Nous sommes en 1934, notre bourg a enfin retrouvé sa quiétude.

Ma lettre à Séverine – Extrait

Ma chère Séverine,

J'ai bien reçu vos deux lettres qui prouvent que vous ne m'avez pas oublié et je vous en remercie. Je peux vous assurer que nos rencontres et tous les moments que nous avons passés ensemble resteront pour moi inoubliables et je sais qu'ils ne seront pas les derniers. C'est vrai qu'au début, vous me sembliez un peu mystérieuse et même plus. C'est vrai qu'à notre première rencontre j'avais un peu de mal à vous regarder en face. Mais très rapidement, ce n'est plus la simple image perceptible à mes yeux qui s'imposait à moi, c'est Séverine Jacquard, la femme extraordinaire, intelligente et pleine de courage. Un accident grave est toujours un drame et je sais que pour vous, le cauchemar a été permanent. Je sais aussi que parfois vous avez pensé que la bonne solution aurait été de périr dans l'accident.

Le milieu superficiel dans lequel vous avez évolué, celui qui vous a révélé, est un milieu où seule l'image extérieure compte. Et les rats qui vous poursuivent sans cesse, ceux qui ont motivé votre retraite à la Rondouillère le savent bien. Vous pensez être prisonnière de ce milieu, vous pensez que votre vie, ce sont seulement ces images lisses et parfaites qui prévalent dans les défilés de mode, sous la lumière artificielle et trompeuse des projecteurs.
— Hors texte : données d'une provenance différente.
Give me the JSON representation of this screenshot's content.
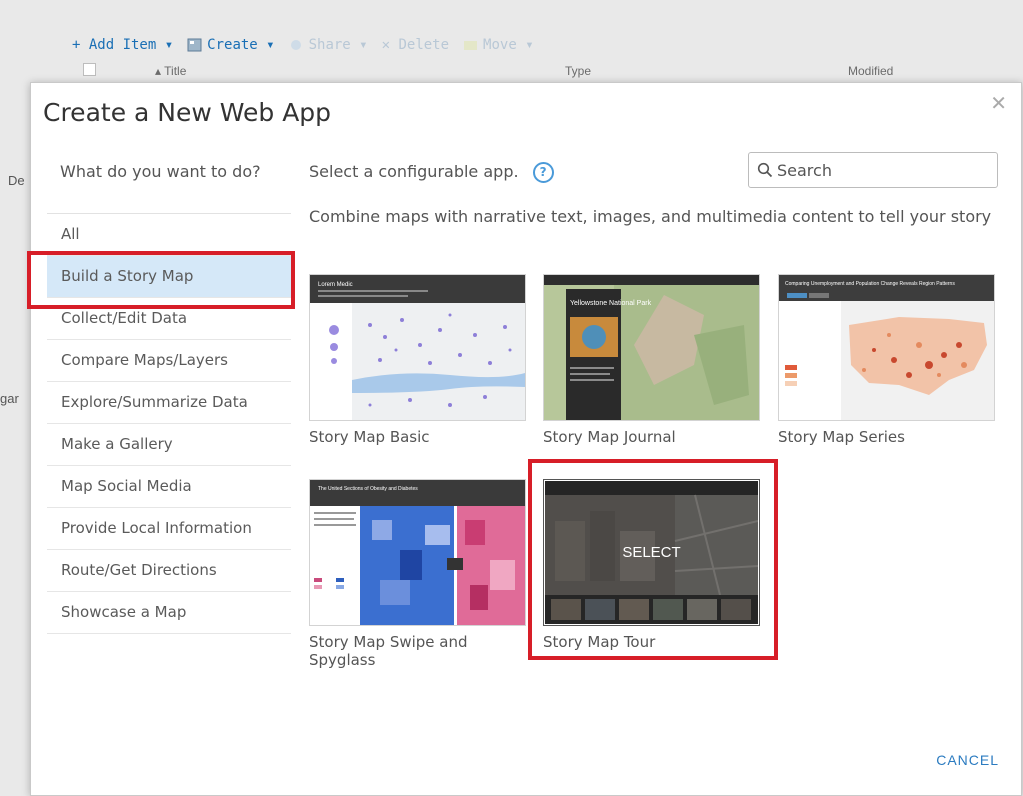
{
  "background": {
    "toolbar": [
      {
        "label": "+ Add Item ▾",
        "state": "active"
      },
      {
        "label": "Create ▾",
        "state": "active"
      },
      {
        "label": "Share ▾",
        "state": "disabled"
      },
      {
        "label": "✕ Delete",
        "state": "disabled"
      },
      {
        "label": "Move ▾",
        "state": "disabled"
      }
    ],
    "columns": {
      "title": "▴ Title",
      "type": "Type",
      "modified": "Modified"
    },
    "side_fragments": [
      "De",
      "gar"
    ]
  },
  "modal": {
    "title": "Create a New Web App",
    "close_icon": "✕",
    "question": "What do you want to do?",
    "nav_items": [
      "All",
      "Build a Story Map",
      "Collect/Edit Data",
      "Compare Maps/Layers",
      "Explore/Summarize Data",
      "Make a Gallery",
      "Map Social Media",
      "Provide Local Information",
      "Route/Get Directions",
      "Showcase a Map"
    ],
    "active_nav_index": 1,
    "select_label": "Select a configurable app.",
    "help_icon": "?",
    "search_placeholder": "Search",
    "description": "Combine maps with narrative text, images, and multimedia content to tell your story",
    "apps": [
      {
        "label": "Story Map Basic",
        "thumb_title": "Lorem Medic"
      },
      {
        "label": "Story Map Journal",
        "thumb_title": "Yellowstone National Park"
      },
      {
        "label": "Story Map Series",
        "thumb_title": "Comparing Unemployment and Population Change Reveals Region Patterns"
      },
      {
        "label": "Story Map Swipe and Spyglass",
        "thumb_title": "The United Sections of Obesity and Diabetes"
      },
      {
        "label": "Story Map Tour",
        "overlay": "SELECT"
      }
    ],
    "cancel_label": "CANCEL"
  },
  "colors": {
    "accent": "#2b7bc0",
    "highlight": "#d71e28",
    "active_nav": "#d5e8f8"
  }
}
Vous pensez que sans la notoriété des couvertures de papier glacé votre existence n'a plus lieu d'être. Séverine, je peux vous affirmer que vous vous trompez. Prenez de la distance, ce que vous pensez voir ne sont que les formes un peu diffuses que l'on distingue lorsque nos yeux sont trop près d'un tableau. Prenez du recul et vous verrez, tout deviendra plus clair, plus évident.

Avez-vous déjà réfléchi à l'extraordinaire hasard, aux circonstances qui ont fait que vous, Séverine Jacquard, soyez née dans un pays fantastique, la France, dans une famille qui vous a chérie, avec une santé de fer, un physique, une spontanéité et une intelligence hors du commun ?
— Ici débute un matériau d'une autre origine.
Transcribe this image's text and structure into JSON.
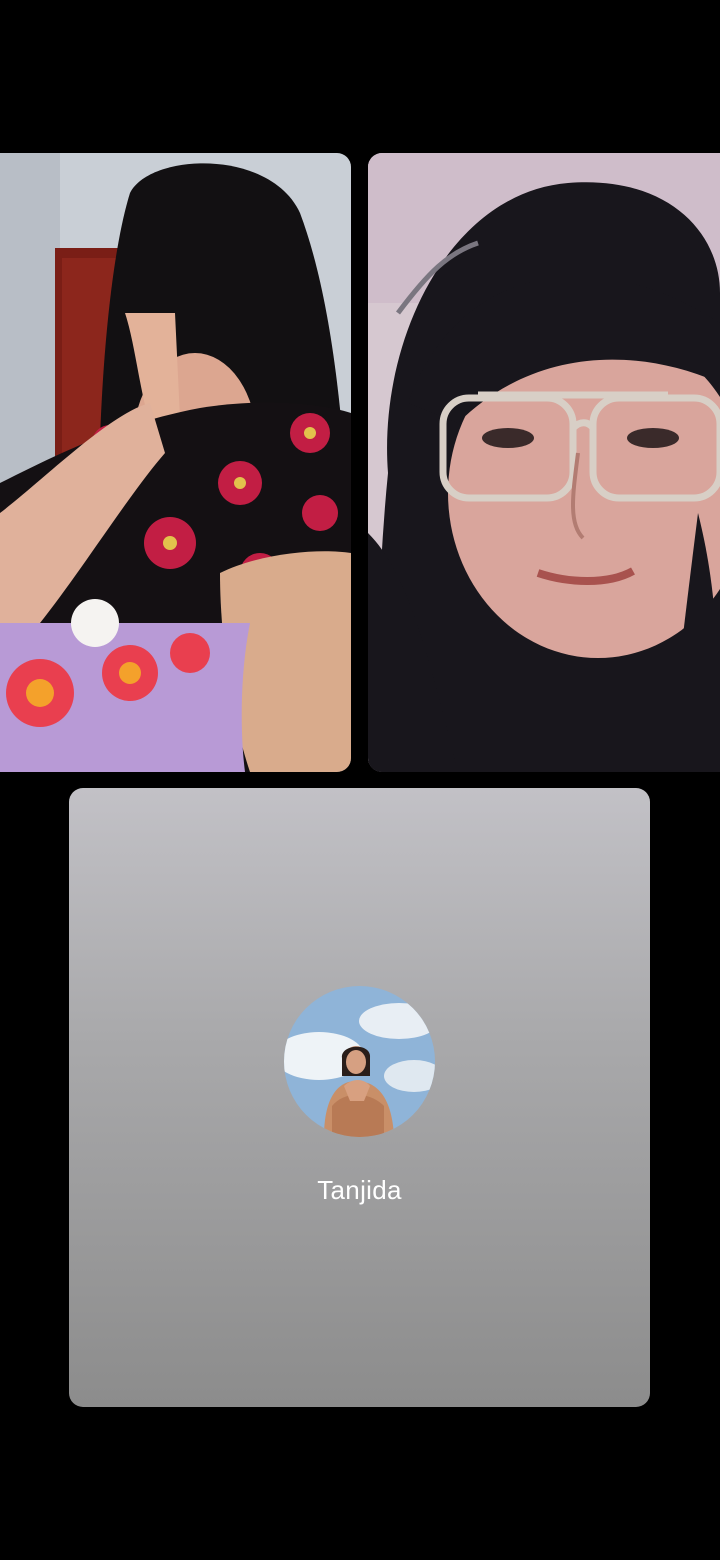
{
  "participants": [
    {
      "kind": "video"
    },
    {
      "kind": "video"
    },
    {
      "kind": "avatar",
      "name": "Tanjida"
    }
  ],
  "colors": {
    "background": "#000000",
    "tile_gray_top": "#c2c1c6",
    "tile_gray_bottom": "#8c8c8c",
    "name_text": "#ffffff"
  }
}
Mais, avez-vous déjà réfléchi aux millions de personnes qui ont eu la chance de naitre ou qui vont avoir cette chance, mais qui n'ont pas eu tout ou n'auront pas tout ce qui fait que la vie puisse être agréable ou même seulement vivable ?

Pensez-vous vraiment que votre accident, si grave soit-il, puisse remettre en cause votre existence ? Ma chère amie, pensez-vous vraiment que votre vie ne vaut que par votre image sur les magazines et les contours parfaits de votre visage ?

Séverine, le miroir n'est qu'un leurre, il est très coutumier des mensonges, ne vous y laissez pas prendre.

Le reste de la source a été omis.